A widely-anticipated drug treatment for Alzheimer’s disease has shown promising results in clearing amyloid plaques from the brain in a phase 2 study – but questionable effects on cognitive outcomes.
Trial results for the Biogen/Eisei BAN2401 molecule were presented at the Alzheimer’s Association International Conference in Chicago on 25 July showing that the anti-amyloid drug produced dose-related effects on amyloid conversion and some cognitive measures.
The study, conducted in 800 patients with early Alzheimers disease and confirmed amyloid pathology confirmed compared five different dosing regimens of the drug with placebo over 18 months.
Over the study period, there was a dose dependent reduction in amyloid PET values by 0.30 units and a 70 unit reduction in Centiloid units compared to placebo. Likewise there was dose dependent conversion of patients from amyloid positive to negative compared to placebo, with an 81% conversion rate at the highest dose (10mg bi weekly) of BAN2401.
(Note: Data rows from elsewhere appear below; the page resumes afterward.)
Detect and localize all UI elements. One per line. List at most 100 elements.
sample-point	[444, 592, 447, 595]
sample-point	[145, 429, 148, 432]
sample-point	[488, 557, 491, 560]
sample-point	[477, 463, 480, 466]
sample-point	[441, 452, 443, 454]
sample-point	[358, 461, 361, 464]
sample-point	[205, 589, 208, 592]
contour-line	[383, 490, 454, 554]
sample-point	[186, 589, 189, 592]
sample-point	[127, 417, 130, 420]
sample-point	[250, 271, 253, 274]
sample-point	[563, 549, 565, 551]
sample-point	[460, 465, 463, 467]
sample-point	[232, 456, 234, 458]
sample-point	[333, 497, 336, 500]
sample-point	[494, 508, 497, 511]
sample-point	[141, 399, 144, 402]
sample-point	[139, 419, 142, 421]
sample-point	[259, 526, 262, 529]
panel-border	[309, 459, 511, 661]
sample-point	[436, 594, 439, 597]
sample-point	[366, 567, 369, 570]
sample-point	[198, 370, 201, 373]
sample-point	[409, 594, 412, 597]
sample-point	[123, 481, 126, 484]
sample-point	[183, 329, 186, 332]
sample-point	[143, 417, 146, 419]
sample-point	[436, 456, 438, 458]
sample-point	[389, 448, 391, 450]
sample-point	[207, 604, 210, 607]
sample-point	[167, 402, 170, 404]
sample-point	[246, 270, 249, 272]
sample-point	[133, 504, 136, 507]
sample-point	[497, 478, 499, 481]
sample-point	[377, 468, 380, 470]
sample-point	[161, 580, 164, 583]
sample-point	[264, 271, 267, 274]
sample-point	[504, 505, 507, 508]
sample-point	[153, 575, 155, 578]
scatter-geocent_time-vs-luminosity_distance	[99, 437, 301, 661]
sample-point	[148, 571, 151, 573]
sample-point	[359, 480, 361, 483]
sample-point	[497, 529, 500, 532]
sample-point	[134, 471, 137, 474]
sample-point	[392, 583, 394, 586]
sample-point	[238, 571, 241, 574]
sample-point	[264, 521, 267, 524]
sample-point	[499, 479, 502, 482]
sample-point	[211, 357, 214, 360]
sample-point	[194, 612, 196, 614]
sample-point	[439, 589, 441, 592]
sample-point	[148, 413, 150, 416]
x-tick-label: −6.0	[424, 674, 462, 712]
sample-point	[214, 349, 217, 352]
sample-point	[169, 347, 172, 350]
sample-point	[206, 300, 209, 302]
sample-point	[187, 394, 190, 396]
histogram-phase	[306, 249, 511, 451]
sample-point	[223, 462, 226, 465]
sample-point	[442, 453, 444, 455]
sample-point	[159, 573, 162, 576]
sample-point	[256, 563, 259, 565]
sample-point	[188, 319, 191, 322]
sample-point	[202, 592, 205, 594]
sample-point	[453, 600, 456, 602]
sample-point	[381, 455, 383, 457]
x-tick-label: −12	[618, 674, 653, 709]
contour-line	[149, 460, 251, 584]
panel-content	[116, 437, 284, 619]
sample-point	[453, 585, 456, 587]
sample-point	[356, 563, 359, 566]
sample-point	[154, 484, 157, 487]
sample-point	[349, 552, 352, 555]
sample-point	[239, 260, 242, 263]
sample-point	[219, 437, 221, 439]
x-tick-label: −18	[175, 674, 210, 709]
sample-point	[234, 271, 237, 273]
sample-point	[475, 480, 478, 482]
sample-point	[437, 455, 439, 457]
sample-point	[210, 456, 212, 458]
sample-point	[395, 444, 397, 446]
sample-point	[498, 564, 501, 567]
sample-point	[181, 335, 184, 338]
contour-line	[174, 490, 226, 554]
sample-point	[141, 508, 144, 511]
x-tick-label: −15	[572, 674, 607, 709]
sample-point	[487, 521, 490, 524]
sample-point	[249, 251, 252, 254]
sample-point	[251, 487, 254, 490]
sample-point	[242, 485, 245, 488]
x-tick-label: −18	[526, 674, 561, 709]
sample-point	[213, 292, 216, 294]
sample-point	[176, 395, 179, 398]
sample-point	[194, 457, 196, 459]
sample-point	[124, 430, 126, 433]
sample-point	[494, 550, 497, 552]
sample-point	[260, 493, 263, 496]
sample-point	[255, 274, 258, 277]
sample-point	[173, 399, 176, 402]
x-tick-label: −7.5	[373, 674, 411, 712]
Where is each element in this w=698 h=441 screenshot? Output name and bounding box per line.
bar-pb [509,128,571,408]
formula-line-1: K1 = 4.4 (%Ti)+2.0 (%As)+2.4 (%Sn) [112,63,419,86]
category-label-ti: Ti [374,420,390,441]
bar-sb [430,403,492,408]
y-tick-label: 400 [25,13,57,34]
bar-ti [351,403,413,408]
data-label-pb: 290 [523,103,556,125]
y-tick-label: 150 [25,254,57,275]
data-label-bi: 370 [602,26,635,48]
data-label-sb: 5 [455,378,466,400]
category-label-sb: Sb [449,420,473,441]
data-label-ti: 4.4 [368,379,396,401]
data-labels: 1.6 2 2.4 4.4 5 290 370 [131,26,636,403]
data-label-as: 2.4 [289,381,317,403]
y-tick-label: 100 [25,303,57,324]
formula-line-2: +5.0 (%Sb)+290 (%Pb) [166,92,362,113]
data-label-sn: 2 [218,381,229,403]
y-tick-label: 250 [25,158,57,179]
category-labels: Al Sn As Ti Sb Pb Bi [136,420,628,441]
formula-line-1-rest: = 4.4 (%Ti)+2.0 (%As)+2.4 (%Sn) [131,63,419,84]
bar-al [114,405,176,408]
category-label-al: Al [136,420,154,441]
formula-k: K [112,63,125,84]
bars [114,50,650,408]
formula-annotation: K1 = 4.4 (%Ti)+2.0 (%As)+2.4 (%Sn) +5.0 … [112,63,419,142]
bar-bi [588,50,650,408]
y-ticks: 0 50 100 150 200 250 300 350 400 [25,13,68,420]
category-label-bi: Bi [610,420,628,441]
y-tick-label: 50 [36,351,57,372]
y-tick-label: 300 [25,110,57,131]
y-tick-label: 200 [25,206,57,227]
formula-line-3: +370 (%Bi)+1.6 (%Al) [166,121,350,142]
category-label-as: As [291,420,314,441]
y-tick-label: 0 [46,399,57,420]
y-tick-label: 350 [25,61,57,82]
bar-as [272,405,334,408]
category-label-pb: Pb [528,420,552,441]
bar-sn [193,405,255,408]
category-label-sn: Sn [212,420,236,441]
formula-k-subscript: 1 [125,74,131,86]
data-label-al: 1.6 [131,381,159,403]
There was also a 30% slower rate of cognitive decline with the highest dose of BAN2401 compared to placebo, according to ADS-cog measures. However, the trial did not meet its primary endpoint for a significant effect on cognitive decline according to the ADCOMS measure .
Adverse effects leading to discontinuation occurred in 6.1% of placebo patients and 14.9% of patients taking the highest dose of BAN2401.
The study authors said this it was the first large clinical trial to support the amyloid hypothesis in Alzheimers, and the slowing in cognitive decline was clinically significant.
Australian neurology researchers gave a cautious welcome to the trial results, noting the BAN2401 study did not meet its primary endpoint and saying the results were not large enough to definitely demonstrate cognitive efficacy.
Professor Ashley Bush, Director of the Melbourne Dementia Research Centre at the Florey Institute of Neuroscience and Mental Health and University of Melbourne, noted that 70% of patients in the placebo group were ApoE4 positive, whereas only 30% in the high-dose group carried the high-risk genetic marker for Alzheimer’s related cognitive decline. This means the encouraging result may not hold up in a larger, more randomly distributed population, he said.
“This is a big problem with interpreting the results, diminishing the likelihood that the treatment actually helped with the dementia.
“Additionally, the high-dose ApoE4 group suffered a brain swelling side effect called ARIA-E, which means that treating this high-risk group in the clinic may be too problematic.”
Other concerns included the trial size, with only 161 patients in the high-dose group, and the fact that the significant results only emerged at 18 months following treatment onset.
Professor Bush added, “It is interesting that there was clearly a drop in amyloid in the brain in the various treatment groups, yet each dosing group still deteriorated clinically during the study. Therefore, removing amyloid does not guarantee clinical improvement.”